Although medications for OUD exist, current opioid overdose rates show the need for alternative treatments. In this article, we’ll discuss the psychedelic research involved in treating OUD.
Psychedelic research on opioid use disorder
It’s no secret that psychedelics were studied for their potential to treat various mental disorders. Recently, researchers have looked into their potential for OUD.
From 2008 to 2013, researchers analyzed the relationship between classic psychedelic use and past year OUDs within 44,000 illicit opioid users who completed the National Survey on Drug Use and Health (NSDUH). Among respondents with a history of illicit opioid use, psychedelic drug use was associated with 27% reduced risk of past year opioid dependence and 40% reduced risk of past year opioid abuse. Researchers did not associate any other illicit drug with reduced risk of past year opioid dependence or abuse, and concluded psychedelic drugs were associated with decreased risk of opioid abuse and dependence. Positive psychological characteristics are consistent with prior reports that suggested efficacy in the treatment of substance use disorders.
A subsequent 2020 study published in the journal Psychiatry involved adults at least 18 years of age who self-identified as having had problematic cannabis, opioid, or stimulant use and had used a psychedelic (LSD, psilocybin, peyote, or Ayahuasca) outside of a research or medical setting. Out of the 630 individuals who completed the online survey regarding their psychedelic use, 155 individuals reported a change in opioid use following a psychedelic experience. A larger proportion of opioid users sought treatment following the reduction or elimination of drug use.
Earlier this year, researchers investigated the relationship between recent naturalistic psychedelic use and subsequent daily illicit opioid use among people who use drugs. They drew data collected from 2006 to 2018 from three cohorts of community-recruited PWUD in Vancouver, Canada. Researchers estimated the association between psychedelic use and subsequent daily illicit opioid use. Results showed psychedelic use remained independently associated, with significantly reduced odds of subsequent daily opioid use. While confirmation in other settings is required, the findings align with growing evidence that psychedelic use is associated with reductions in subsequent substance use, including illicit opioid use.
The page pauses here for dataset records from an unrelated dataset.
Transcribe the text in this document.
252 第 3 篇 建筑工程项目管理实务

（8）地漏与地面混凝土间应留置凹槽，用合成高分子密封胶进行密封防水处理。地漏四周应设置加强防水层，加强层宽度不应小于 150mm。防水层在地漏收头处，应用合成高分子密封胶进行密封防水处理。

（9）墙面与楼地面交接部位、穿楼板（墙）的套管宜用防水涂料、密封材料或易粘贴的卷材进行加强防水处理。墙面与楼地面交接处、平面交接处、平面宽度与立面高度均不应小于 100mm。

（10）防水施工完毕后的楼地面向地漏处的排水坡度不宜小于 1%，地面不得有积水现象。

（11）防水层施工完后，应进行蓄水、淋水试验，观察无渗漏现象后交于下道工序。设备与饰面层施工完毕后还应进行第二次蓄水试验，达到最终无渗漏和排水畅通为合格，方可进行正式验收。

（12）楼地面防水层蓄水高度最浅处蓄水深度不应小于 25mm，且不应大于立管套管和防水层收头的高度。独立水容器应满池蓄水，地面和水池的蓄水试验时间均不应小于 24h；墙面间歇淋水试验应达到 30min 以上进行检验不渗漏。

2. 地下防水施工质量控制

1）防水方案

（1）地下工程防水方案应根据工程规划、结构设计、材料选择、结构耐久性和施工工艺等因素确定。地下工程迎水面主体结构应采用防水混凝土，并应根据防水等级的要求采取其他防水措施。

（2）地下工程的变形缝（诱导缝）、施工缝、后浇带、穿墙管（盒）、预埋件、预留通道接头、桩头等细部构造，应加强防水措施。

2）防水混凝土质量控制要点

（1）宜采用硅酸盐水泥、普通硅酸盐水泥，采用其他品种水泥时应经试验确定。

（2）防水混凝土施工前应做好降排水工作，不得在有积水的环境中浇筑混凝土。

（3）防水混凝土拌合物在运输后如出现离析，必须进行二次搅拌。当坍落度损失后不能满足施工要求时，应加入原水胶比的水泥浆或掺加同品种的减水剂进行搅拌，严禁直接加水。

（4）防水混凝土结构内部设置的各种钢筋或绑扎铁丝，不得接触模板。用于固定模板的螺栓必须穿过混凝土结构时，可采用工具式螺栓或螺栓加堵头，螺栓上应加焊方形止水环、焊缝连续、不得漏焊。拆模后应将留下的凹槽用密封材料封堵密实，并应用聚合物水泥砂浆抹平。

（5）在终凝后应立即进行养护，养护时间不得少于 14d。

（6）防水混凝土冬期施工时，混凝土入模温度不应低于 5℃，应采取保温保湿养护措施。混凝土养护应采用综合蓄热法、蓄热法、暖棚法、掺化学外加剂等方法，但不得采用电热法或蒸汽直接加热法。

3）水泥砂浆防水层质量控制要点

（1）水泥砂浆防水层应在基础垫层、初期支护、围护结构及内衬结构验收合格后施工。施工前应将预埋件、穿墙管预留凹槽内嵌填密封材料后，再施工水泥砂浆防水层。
A study published in April of this year assessed whether classic psychedelics lowered the odds of OUD using data from the NSDUH from 2015 to 2019. Psilocybin was the only substance associated with lowered odds of OUD, while all other substances examined shared no association with OUD, including increased odds of OUD. The study represents a step towards a greater understanding of factors that may prevent or alleviate OUD.
Future clinical trials are required to test whether the association between psilocybin and OUD is causal, identify which mediators underlie the association, and assess whether there’s a causal link between psilocybin and OUD. More studies can also provide foundational evidence for the link and maximize the likelihood of ethical and safe clinical trials to assess psilocybin’s treatment potential.
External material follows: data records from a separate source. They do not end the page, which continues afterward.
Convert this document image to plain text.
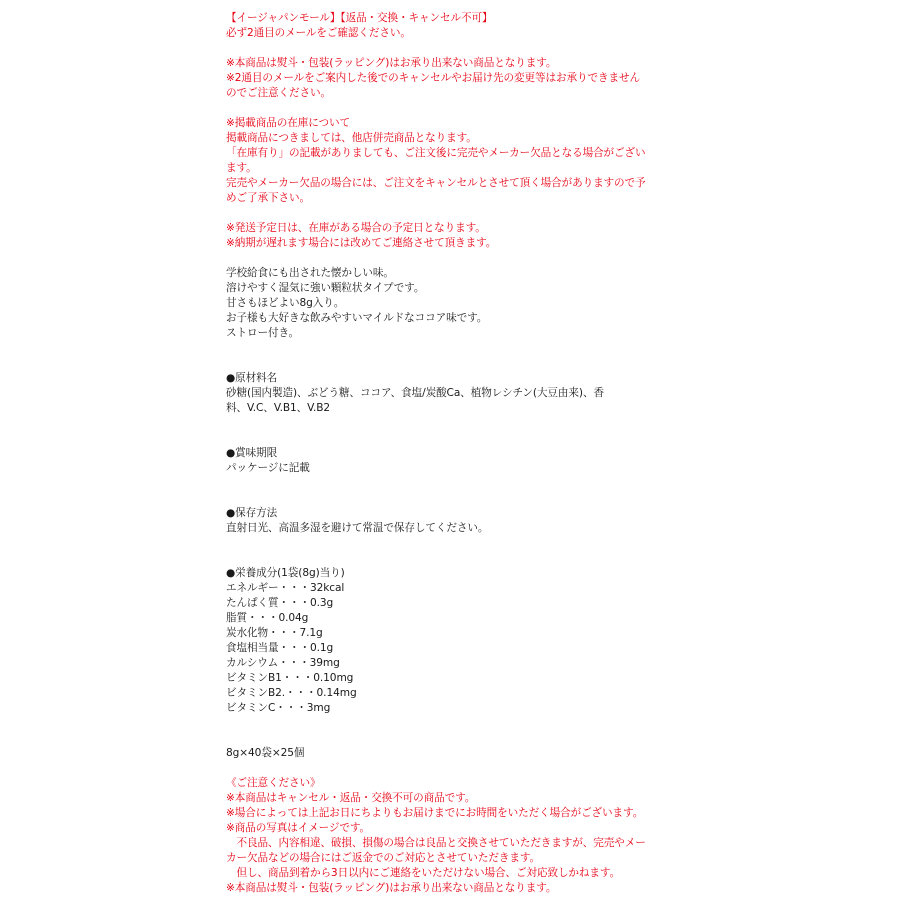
【イージャパンモール】【返品・交換・キャンセル不可】
必ず2通目のメールをご確認ください。
※本商品は熨斗・包装(ラッピング)はお承り出来ない商品となります。
※2通目のメールをご案内した後でのキャンセルやお届け先の変更等はお承りできません
のでご注意ください。
※掲載商品の在庫について
掲載商品につきましては、他店併売商品となります。
「在庫有り」の記載がありましても、ご注文後に完売やメーカー欠品となる場合がござい
ます。
完売やメーカー欠品の場合には、ご注文をキャンセルとさせて頂く場合がありますので予
めご了承下さい。
※発送予定日は、在庫がある場合の予定日となります。
※納期が遅れます場合には改めてご連絡させて頂きます。
学校給食にも出された懐かしい味。
溶けやすく湿気に強い顆粒状タイプです。
甘さもほどよい8g入り。
お子様も大好きな飲みやすいマイルドなココア味です。
ストロー付き。
●原材料名
砂糖(国内製造)、ぶどう糖、ココア、食塩/炭酸Ca、植物レシチン(大豆由来)、香
料、V.C、V.B1、V.B2
●賞味期限
パッケージに記載
●保存方法
直射日光、高温多湿を避けて常温で保存してください。
●栄養成分(1袋(8g)当り)
エネルギー・・・32kcal
たんぱく質・・・0.3g
脂質・・・0.04g
炭水化物・・・7.1g
食塩相当量・・・0.1g
カルシウム・・・39mg
ビタミンB1・・・0.10mg
ビタミンB2.・・・0.14mg
ビタミンC・・・3mg
8g×40袋×25個
《ご注意ください》
※本商品はキャンセル・返品・交換不可の商品です。
※場合によっては上記お日にちよりもお届けまでにお時間をいただく場合がございます。
※商品の写真はイメージです。
　不良品、内容相違、破損、損傷の場合は良品と交換させていただきますが、完売やメー
カー欠品などの場合にはご返金でのご対応とさせていただきます。
　但し、商品到着から3日以内にご連絡をいただけない場合、ご対応致しかねます。
※本商品は熨斗・包装(ラッピング)はお承り出来ない商品となります。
A current trial administered by Johns Hopkins University is investigating whether 2 doses of psilocybin administered under supportive conditions can reduce illicit opioid use and improve quality of life as measured by World Health Organization Quality of Life (WHOQOL-BREF) in individuals with OUD in Methadone Maintenance Treatment (MMT) who are concurrently using other opioids illicitly.
With more awareness about this tragic disease and developments in psychedelic research, we hope OUD may become a thing of the past.